The strict dictates of intelligence, of survival smarts, told me that I should just bag the whole notion of killing Identrope, and get the hell out of the Madlands before I went irreversibly down n-formation’s cellular anarchy route.
What good was collecting a slice of the New Moon Corporation’s gross revenues if I didn’t have a spine or hands to do fun things with the money? I’d have to hire a couple of guys to carry me around in a plastic bucket. They could take me to the movies and drop popcorn into whatever I’d be using for a mouth. That sounded keen.
No, something beyond mere greed was keeping me from just piling a suitcase of my underwear and socks into the Hudson, and lighting out for the re
al world with my skin and other organs intact. Something nearly as powerful, maybe more so.
Call it nostalgia. Of the preemptive sort. The homesickness that hits you before you leave.
This was my home. Turf, territory, stomping grounds. Thin as cardboard, water-soluble, not even real in the first place, and nobody pretended it was. An imitation of an imitation. A photograph of a mirage. The real, long-ago L.A. had been a place whose every street name had been written in the water, and the water itself had to be pumped in from someplace else, someplace real even in its dehydrated death. When the water stopped and the wars started, and after that the sand blew over the asphalt and concrete . . . then the only thing left had been the images, locked down tight in the archives. And in people’s heads, those dreams that came spiraling up from wordless memory.

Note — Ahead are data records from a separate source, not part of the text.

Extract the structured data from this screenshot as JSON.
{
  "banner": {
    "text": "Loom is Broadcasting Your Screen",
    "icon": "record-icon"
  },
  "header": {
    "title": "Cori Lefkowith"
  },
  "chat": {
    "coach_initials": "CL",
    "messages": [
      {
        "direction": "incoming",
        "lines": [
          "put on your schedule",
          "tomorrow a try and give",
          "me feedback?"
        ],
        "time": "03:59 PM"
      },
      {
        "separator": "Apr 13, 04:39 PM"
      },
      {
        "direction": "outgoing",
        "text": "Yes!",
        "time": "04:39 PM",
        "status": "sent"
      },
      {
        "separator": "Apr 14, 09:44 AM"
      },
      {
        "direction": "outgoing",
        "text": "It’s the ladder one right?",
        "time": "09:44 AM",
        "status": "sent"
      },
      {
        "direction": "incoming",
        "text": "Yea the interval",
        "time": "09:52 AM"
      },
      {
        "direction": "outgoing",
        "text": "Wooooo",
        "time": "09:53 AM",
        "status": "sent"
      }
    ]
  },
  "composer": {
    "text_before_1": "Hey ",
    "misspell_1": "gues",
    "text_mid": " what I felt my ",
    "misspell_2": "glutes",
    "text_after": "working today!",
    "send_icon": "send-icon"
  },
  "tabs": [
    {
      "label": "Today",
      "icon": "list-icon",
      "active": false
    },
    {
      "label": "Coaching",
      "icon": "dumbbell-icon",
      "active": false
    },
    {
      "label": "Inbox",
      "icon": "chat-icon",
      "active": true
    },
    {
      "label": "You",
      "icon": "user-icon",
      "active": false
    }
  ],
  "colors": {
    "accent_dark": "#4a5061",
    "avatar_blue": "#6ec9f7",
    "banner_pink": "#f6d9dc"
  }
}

It just showed that dreams and images were realer than anything else.
So that when reality got loose, and the Madlands’ crazy field needed something to pattern itself on . . . then all those false-front buildings and ready-made lives popped right back up, as though they had been mounted on springs buried in the sand. And this silly-ass pseudo-L.A. could roll right into production again, as real as the real thing had ever gotten.
I’d been making my way through this irreal urban landscape for years now. I’d hate to leave it.
If nothing else, it seemed shabby to pack up and depart without finally hitting the big number on the board. I owed the place that much, to go off a winner.
Plus, I wanted the money. The real world outside wasn’t known for its sympathy toward busted types.
That pretty much settled it. Whatever amount of time the n-formation gave me—if that’s what it was; I wasn’t even sure on that point—I’d use it on nailing Identrope. If I became a rubber squid in the process, those were the breaks.
I pulled on my jacket and headed out the front door. Night outside, and that suited me fine.